Extrapolation, Outliers vs Influential Observations, & Lurking Variables
Extrapolation is a tool for estimating values that go beyond the cluster of given data. Because these predictions are way outside the range of data, extrapolation is risky.
Outliers vs. Influential Observations
An outlier can either be influential or non-influential. If the outlier is an influential observation, then it has a big impact on the correlation coefficient, r, and on the least squares regression line. When there is a lot of data, the outlier tends NOT to be influential.
Notice how the regression line is affected much more by the outlier when there are only a few data points. When there are thousands of data points, the regression line hardly changes despite the addition of the same outlier.

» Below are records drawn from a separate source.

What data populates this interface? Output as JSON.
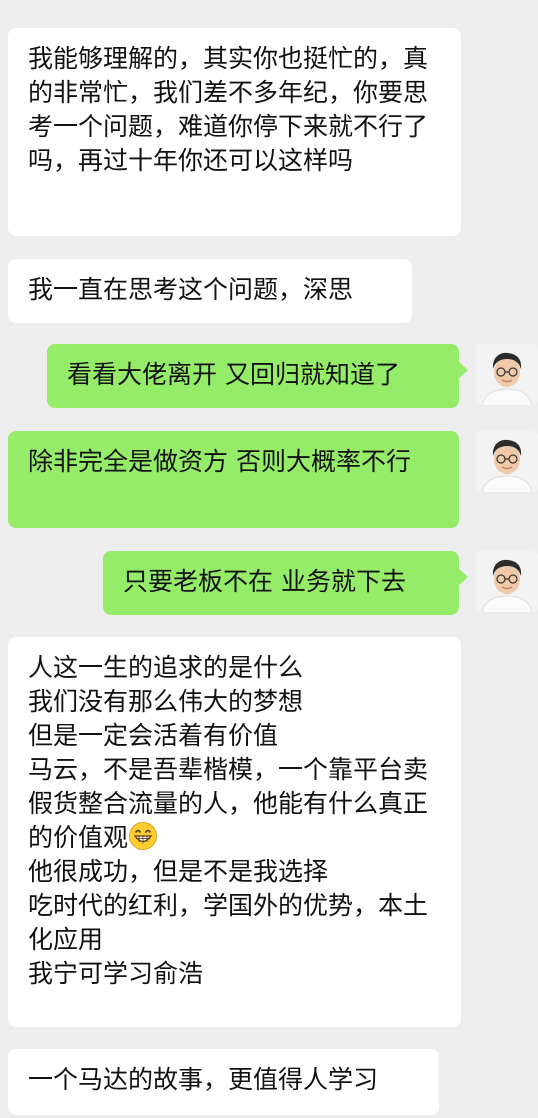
{
  "conversation": {
    "messages": [
      {
        "side": "in",
        "text": "我能够理解的，其实你也挺忙的，真的非常忙，我们差不多年纪，你要思考一个问题，难道你停下来就不行了吗，再过十年你还可以这样吗"
      },
      {
        "side": "in",
        "text": "我一直在思考这个问题，深思"
      },
      {
        "side": "out",
        "text": "看看大佬离开 又回归就知道了"
      },
      {
        "side": "out",
        "text": "除非完全是做资方 否则大概率不行"
      },
      {
        "side": "out",
        "text": "只要老板不在 业务就下去"
      },
      {
        "side": "in",
        "text_before_emoji": "人这一生的追求的是什么\n我们没有那么伟大的梦想\n但是一定会活着有价值\n马云，不是吾辈楷模，一个靠平台卖假货整合流量的人，他能有什么真正的价值观",
        "emoji": "grinning-face-icon",
        "text_after_emoji": "\n他很成功，但是不是我选择\n吃时代的红利，学国外的优势，本土化应用\n我宁可学习俞浩"
      },
      {
        "side": "in",
        "text": "一个马达的故事，更值得人学习"
      }
    ]
  },
  "colors": {
    "background": "#ededed",
    "incoming_bubble": "#ffffff",
    "outgoing_bubble": "#95ec69",
    "text": "#111111"
  }
}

A lurking variable is a variable that is not among the explanatory or response variables, yet may influence the relationship among those variables. This is important because it reminds us that association does NOT imply causation. Just because there is a relationship between two variables does not mean that one is causing the other; lurking variables could be the real factor at play.

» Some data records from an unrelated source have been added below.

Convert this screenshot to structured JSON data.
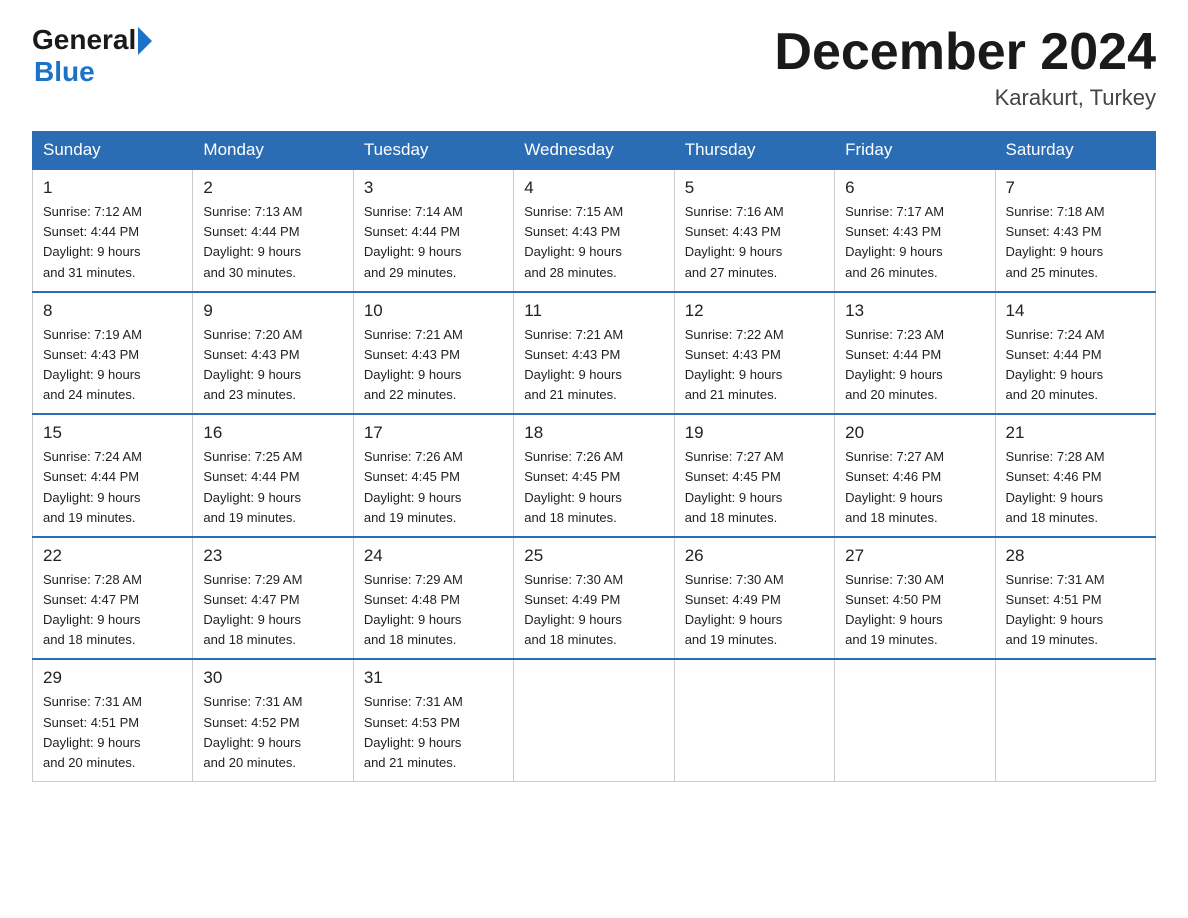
{
  "header": {
    "logo_general": "General",
    "logo_blue": "Blue",
    "month_title": "December 2024",
    "location": "Karakurt, Turkey"
  },
  "days_of_week": [
    "Sunday",
    "Monday",
    "Tuesday",
    "Wednesday",
    "Thursday",
    "Friday",
    "Saturday"
  ],
  "weeks": [
    [
      {
        "day": "1",
        "sunrise": "7:12 AM",
        "sunset": "4:44 PM",
        "daylight": "9 hours and 31 minutes."
      },
      {
        "day": "2",
        "sunrise": "7:13 AM",
        "sunset": "4:44 PM",
        "daylight": "9 hours and 30 minutes."
      },
      {
        "day": "3",
        "sunrise": "7:14 AM",
        "sunset": "4:44 PM",
        "daylight": "9 hours and 29 minutes."
      },
      {
        "day": "4",
        "sunrise": "7:15 AM",
        "sunset": "4:43 PM",
        "daylight": "9 hours and 28 minutes."
      },
      {
        "day": "5",
        "sunrise": "7:16 AM",
        "sunset": "4:43 PM",
        "daylight": "9 hours and 27 minutes."
      },
      {
        "day": "6",
        "sunrise": "7:17 AM",
        "sunset": "4:43 PM",
        "daylight": "9 hours and 26 minutes."
      },
      {
        "day": "7",
        "sunrise": "7:18 AM",
        "sunset": "4:43 PM",
        "daylight": "9 hours and 25 minutes."
      }
    ],
    [
      {
        "day": "8",
        "sunrise": "7:19 AM",
        "sunset": "4:43 PM",
        "daylight": "9 hours and 24 minutes."
      },
      {
        "day": "9",
        "sunrise": "7:20 AM",
        "sunset": "4:43 PM",
        "daylight": "9 hours and 23 minutes."
      },
      {
        "day": "10",
        "sunrise": "7:21 AM",
        "sunset": "4:43 PM",
        "daylight": "9 hours and 22 minutes."
      },
      {
        "day": "11",
        "sunrise": "7:21 AM",
        "sunset": "4:43 PM",
        "daylight": "9 hours and 21 minutes."
      },
      {
        "day": "12",
        "sunrise": "7:22 AM",
        "sunset": "4:43 PM",
        "daylight": "9 hours and 21 minutes."
      },
      {
        "day": "13",
        "sunrise": "7:23 AM",
        "sunset": "4:44 PM",
        "daylight": "9 hours and 20 minutes."
      },
      {
        "day": "14",
        "sunrise": "7:24 AM",
        "sunset": "4:44 PM",
        "daylight": "9 hours and 20 minutes."
      }
    ],
    [
      {
        "day": "15",
        "sunrise": "7:24 AM",
        "sunset": "4:44 PM",
        "daylight": "9 hours and 19 minutes."
      },
      {
        "day": "16",
        "sunrise": "7:25 AM",
        "sunset": "4:44 PM",
        "daylight": "9 hours and 19 minutes."
      },
      {
        "day": "17",
        "sunrise": "7:26 AM",
        "sunset": "4:45 PM",
        "daylight": "9 hours and 19 minutes."
      },
      {
        "day": "18",
        "sunrise": "7:26 AM",
        "sunset": "4:45 PM",
        "daylight": "9 hours and 18 minutes."
      },
      {
        "day": "19",
        "sunrise": "7:27 AM",
        "sunset": "4:45 PM",
        "daylight": "9 hours and 18 minutes."
      },
      {
        "day": "20",
        "sunrise": "7:27 AM",
        "sunset": "4:46 PM",
        "daylight": "9 hours and 18 minutes."
      },
      {
        "day": "21",
        "sunrise": "7:28 AM",
        "sunset": "4:46 PM",
        "daylight": "9 hours and 18 minutes."
      }
    ],
    [
      {
        "day": "22",
        "sunrise": "7:28 AM",
        "sunset": "4:47 PM",
        "daylight": "9 hours and 18 minutes."
      },
      {
        "day": "23",
        "sunrise": "7:29 AM",
        "sunset": "4:47 PM",
        "daylight": "9 hours and 18 minutes."
      },
      {
        "day": "24",
        "sunrise": "7:29 AM",
        "sunset": "4:48 PM",
        "daylight": "9 hours and 18 minutes."
      },
      {
        "day": "25",
        "sunrise": "7:30 AM",
        "sunset": "4:49 PM",
        "daylight": "9 hours and 18 minutes."
      },
      {
        "day": "26",
        "sunrise": "7:30 AM",
        "sunset": "4:49 PM",
        "daylight": "9 hours and 19 minutes."
      },
      {
        "day": "27",
        "sunrise": "7:30 AM",
        "sunset": "4:50 PM",
        "daylight": "9 hours and 19 minutes."
      },
      {
        "day": "28",
        "sunrise": "7:31 AM",
        "sunset": "4:51 PM",
        "daylight": "9 hours and 19 minutes."
      }
    ],
    [
      {
        "day": "29",
        "sunrise": "7:31 AM",
        "sunset": "4:51 PM",
        "daylight": "9 hours and 20 minutes."
      },
      {
        "day": "30",
        "sunrise": "7:31 AM",
        "sunset": "4:52 PM",
        "daylight": "9 hours and 20 minutes."
      },
      {
        "day": "31",
        "sunrise": "7:31 AM",
        "sunset": "4:53 PM",
        "daylight": "9 hours and 21 minutes."
      },
      null,
      null,
      null,
      null
    ]
  ],
  "labels": {
    "sunrise_prefix": "Sunrise: ",
    "sunset_prefix": "Sunset: ",
    "daylight_prefix": "Daylight: "
  }
}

For example, let's say you are studying the relationship between weight loss and broccoli consumption. There is a positive linear relationship between the two. However, this does not mean that eating broccoli causes one to lose weight; a much more likely explanation would be that a lurking variable exists. Those who eat broccoli are more likely to engage in other healthy lifestyle options, such as avoiding fast food and working out. So while there is a positive association between weight loss and broccoli consumption, one is not causing the other.